From: Adam Michlin <amichlin@-----.com>
Subj: Re: [kl] Vibrato, color, vibration (was Stolzman & Copland Concerto)
Date: Fri, 12 Aug 2005 17:52:50 -0400

Vibrating the sound. Substituting your definition for sound: vibrating the
pressure vibrations in the air? But the vibrations are already vibrating!
Certainly one redundant way to interpret the statement. Sure, though, it
can have a non-redundant meaning. A non-redundant really confusing meaning.

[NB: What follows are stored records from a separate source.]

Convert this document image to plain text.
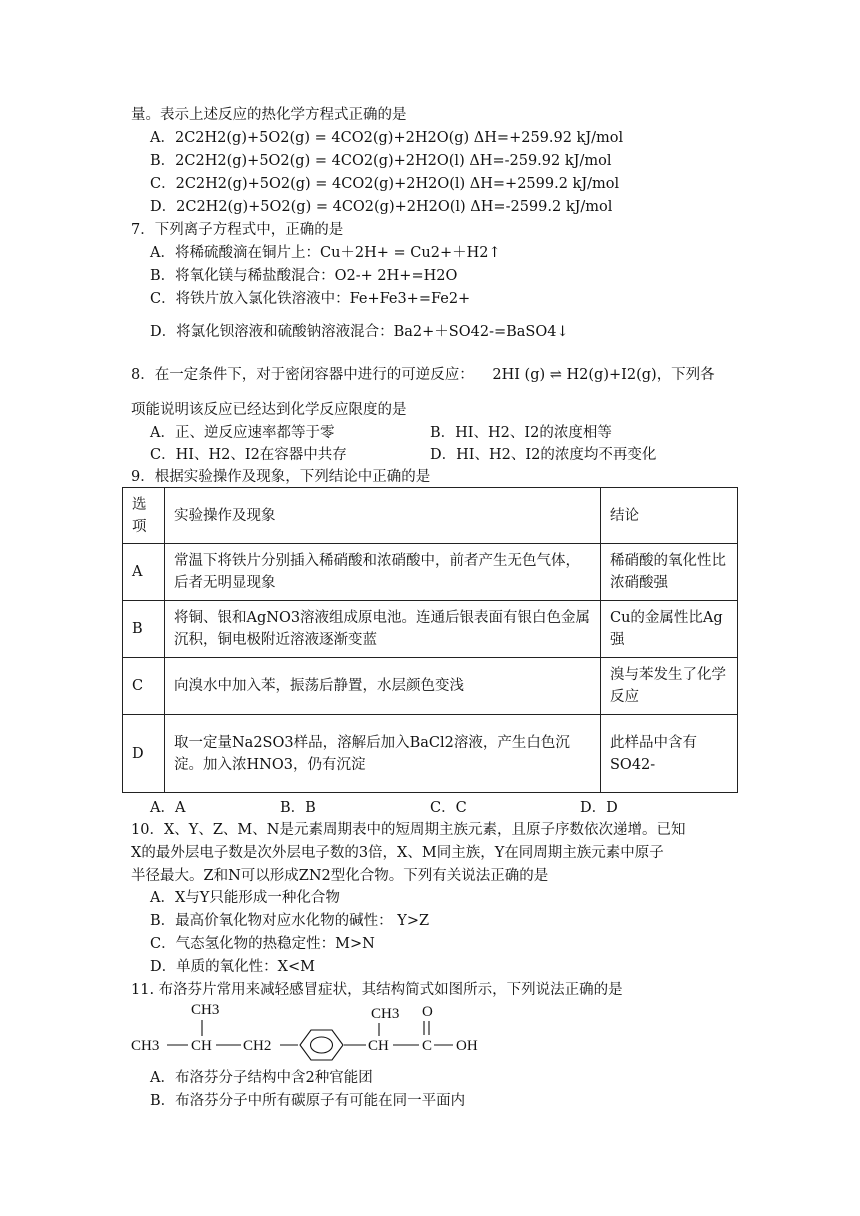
量。表示上述反应的热化学方程式正确的是
A．2C2H2(g)+5O2(g) = 4CO2(g)+2H2O(g) ΔH=+259.92 kJ/mol
B．2C2H2(g)+5O2(g) = 4CO2(g)+2H2O(l) ΔH=-259.92 kJ/mol
C．2C2H2(g)+5O2(g) = 4CO2(g)+2H2O(l) ΔH=+2599.2 kJ/mol
D．2C2H2(g)+5O2(g) = 4CO2(g)+2H2O(l) ΔH=-2599.2 kJ/mol
7．下列离子方程式中，正确的是
A．将稀硫酸滴在铜片上：Cu＋2H+ = Cu2+＋H2↑
B．将氧化镁与稀盐酸混合：O2-+ 2H+=H2O
C．将铁片放入氯化铁溶液中：Fe+Fe3+=Fe2+
D．将氯化钡溶液和硫酸钠溶液混合：Ba2+＋SO42-=BaSO4↓
8．在一定条件下，对于密闭容器中进行的可逆反应： 2HI (g) ⇌ H2(g)+I2(g)，下列各
项能说明该反应已经达到化学反应限度的是
A．正、逆反应速率都等于零	B．HI、H2、I2的浓度相等
C．HI、H2、I2在容器中共存	D．HI、H2、I2的浓度均不再变化
9．根据实验操作及现象，下列结论中正确的是
选项	实验操作及现象	结论
A	常温下将铁片分别插入稀硝酸和浓硝酸中，前者产生无色气体，后者无明显现象	稀硝酸的氧化性比浓硝酸强
B	将铜、银和AgNO3溶液组成原电池。连通后银表面有银白色金属沉积，铜电极附近溶液逐渐变蓝	Cu的金属性比Ag强
C	向溴水中加入苯，振荡后静置，水层颜色变浅	溴与苯发生了化学反应
D	取一定量Na2SO3样品，溶解后加入BaCl2溶液，产生白色沉淀。加入浓HNO3，仍有沉淀	此样品中含有SO42-
A．A	B．B	C．C	D．D
10．X、Y、Z、M、N是元素周期表中的短周期主族元素，且原子序数依次递增。已知
X的最外层电子数是次外层电子数的3倍，X、M同主族，Y在同周期主族元素中原子
半径最大。Z和N可以形成ZN2型化合物。下列有关说法正确的是
A．X与Y只能形成一种化合物
B．最高价氧化物对应水化物的碱性： Y>Z
C．气态氢化物的热稳定性：M>N
D．单质的氧化性：X<M
11. 布洛芬片常用来减轻感冒症状，其结构简式如图所示，下列说法正确的是
CH3	CH3 O
CH3 CH CH2	CH C OH
A．布洛芬分子结构中含2种官能团
B．布洛芬分子中所有碳原子有可能在同一平面内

I've decided I really like the term fluctuation. If it's good enough for
Grove and Harvard, it's good enough for me. A fluctuation in pitch seems
much clearer than a vibration in pitch.

Ya gotta love the English language,

-Adam

At 01:43 PM 8/12/2005, Joseph Wakeling wrote:
>Adam Michlin wrote:
>
>>I have to take slight issue with your re-definition of the word
>>"vibration". Vibrating the sound, using the dictionary definition, is a
>>redundant statement since the sound is already vibrating. Scientifically,
>>you may want to consider the term "timbre modulation" although that
>>sounds a bit too pretentious to me.
>
>No, the sound is a result of pressure vibrations in the air. That doesn't
>mean that vibration can't also be applied to other things.
>"Vibration" just means a regular variation: the pitch can vibrate, for
>example, although real vibrato is rarely so regular as theoretical vibration.
>
>Physically, of course, a vibration in pitch might simply come down to an
>alteration in the wave form of the pressure vibration, but I don't know
>enough details on acoustics to pronounce too firmly on this.